Horizon

New church-starting team heads to Winnipeg

Church Administration / The Baptist Horizon / Canadian Baptist Builders

By Frank Stirk

COCHRANE, AB—By 2010, Winnipeg could begin to see a resurgence of Canadian Southern Baptist churches thanks to a new joint church-planting initiative between the CNBC and the North American Mission Board.

“We believe we’re going to start several new seed groups within Winnipeg in the next two years that will be future congregations,” said Gary Smith, who was recently appointed by NAMB as a national missionary assigned to Canada.

Smith and his wife, Sue, plan to move to Winnipeg by the end of the year from Montreal, where he had been serving as the Start Team coordinator for Ontario, Quebec and Atlantic Canada.

Joining them will be church-starting advocates Roger and Lisa Harrison from Louisville, Kentucky. “They’re just an incredible gift to us,” said Smith. “They’ve got a huge passion for Winnipeg.”

“Our desire,” he added, “is not to transplant, but to work through the indigenous church-starting leaders the Lord will give us. It’s really to work with and train folks right there.”

“I think Gary will make a major impact in Winnipeg,” said National Ministry Leader Gerry Taillon. “Already we’re hearing about projects and partnerships and possibilities to plant churches and to encourage churches in the Winnipeg area.”

Twenty years ago, Winnipeg had six Canadian Southern Baptist churches. Now it only has two—Garden Park Church and New Life Sanctuary. Finding some way to reverse that decline “has been a significant prayer request of ours for the last couple of years,” said Start Team leader Dwight Huffman.

The breakthrough came when NAMB agreed to pay Smith’s salary, which until a few months ago had been paid by the CNBC. “He is now in their payroll system,” said Huffman, “and yet they are allowing him to stay here and be a part of our national team.”

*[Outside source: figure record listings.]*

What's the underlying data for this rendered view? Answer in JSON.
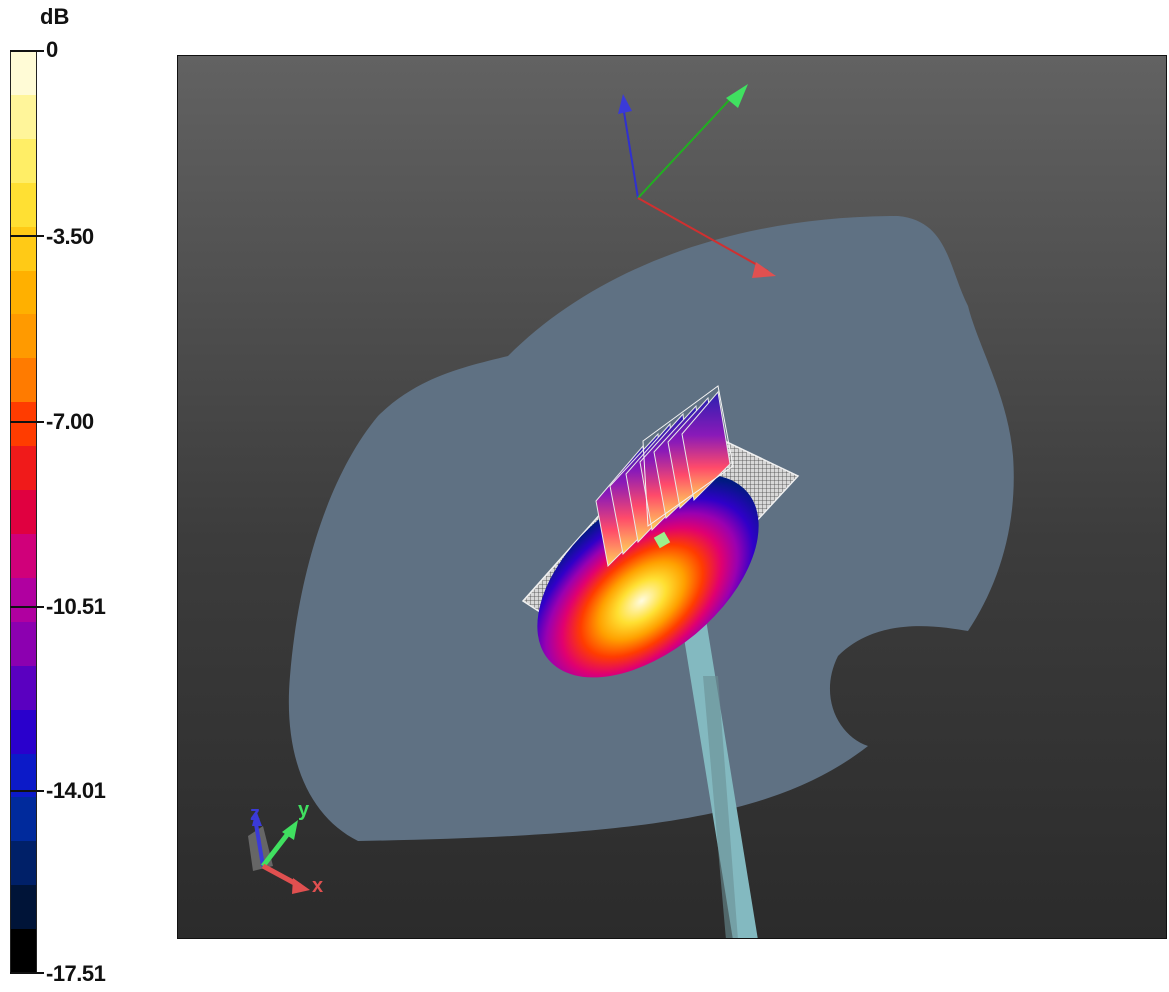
{
  "legend": {
    "unit": "dB",
    "ticks": [
      "0",
      "-3.50",
      "-7.00",
      "-10.51",
      "-14.01",
      "-17.51"
    ],
    "colors": [
      "#fffbd6",
      "#fff59a",
      "#ffee66",
      "#ffe033",
      "#ffca16",
      "#ffb000",
      "#ff9a00",
      "#ff7b00",
      "#ff3c00",
      "#f01a1a",
      "#e00040",
      "#d0007a",
      "#b000a0",
      "#8c00b0",
      "#5a00c0",
      "#2a00cc",
      "#0c1ac8",
      "#002a9c",
      "#002068",
      "#001438",
      "#000000"
    ]
  },
  "viewport": {
    "scene": "3D view of a phantom shell with measured field distribution",
    "orientation_axes": [
      "z",
      "y",
      "x"
    ]
  }
}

In fact, Smith’s assignment is largely unchanged. It still includes facilitating new church starts from northern Ontario to Newfoundland in partnership with team members Jeff Christopherson in Toronto—also newly appointed as a NAMB national missionary for Canada—and Jacques Avakian in Montreal.

And with the resources freed up by Smith’s arrangement with NAMB, Huffman has been able to bring onboard former International Mission Board missionary Maurice Tenkink, who now lives in Prince Albert, as the coordinator for Saskatchewan and the rest of Manitoba outside Winnipeg.

“Maurice’s job is rural church-planting and developing a strategy to see self-sustaining rural churches planted all over the Prairie provinces,” said Taillon.

These additions mean that for the first time, the Start Team will have representation in every region of the country. “That’s a significant development in the last six months,” said Huffman. “It’s really preparing us to do what we need to do in 2009 and 2010.”

“In the midst of a crisis with the American dollar and our own Canadian financial crisis,” Taillon noted, “God has found a way to multiply our church-starting team by funding them in other ways.”

Garden Park pastor Sean Major is, in his words, “thrilled times two” by this new initiative.

“With only two small CNBC churches in all of Manitoba, to hear that there is someone coming here with a focus on starting more churches—and even the companionship of having more people on the team near you—that is such a blessing,” he said. “I am so thankful that God has put Winnipeg on Gary’s heart.”

As a first step, the team plans to conduct what is known as a North American Mission Board People Search. “It will help us know by the end of next year how to strategically go about planting churches and the types of church planters we’re going to need,” said Smith. “As far as I know, it’s never been done in Canada.”

“There is so much sowing and harvesting and fruit to be had in this place,” said Major. “There’s a ton of single moms around here. We have a challenge with gangs, youth looking for something, looking to belong, and a huge immigration presence.”

Smith is also hopeful that a breakthrough might even be imminent in the vast region between Winnipeg and Ottawa, where there is currently not a single Canadian Southern Baptist witness.

“I have a church-starting advocate for northern Ontario and we’re already seeing things begin to happen,” he said. “That whole region, maybe in the next two years, will totally change, and we won’t have that huge land mass without any CNBC churches anymore.”

At the same time, Taillon stressed that the national leadership remains very mindful of the fact that the Atlantic provinces in particular still face “major challenges” in getting new churches started. “We want to continue to do more and more for eastern Canada and to expand our church-starting team there,” he said.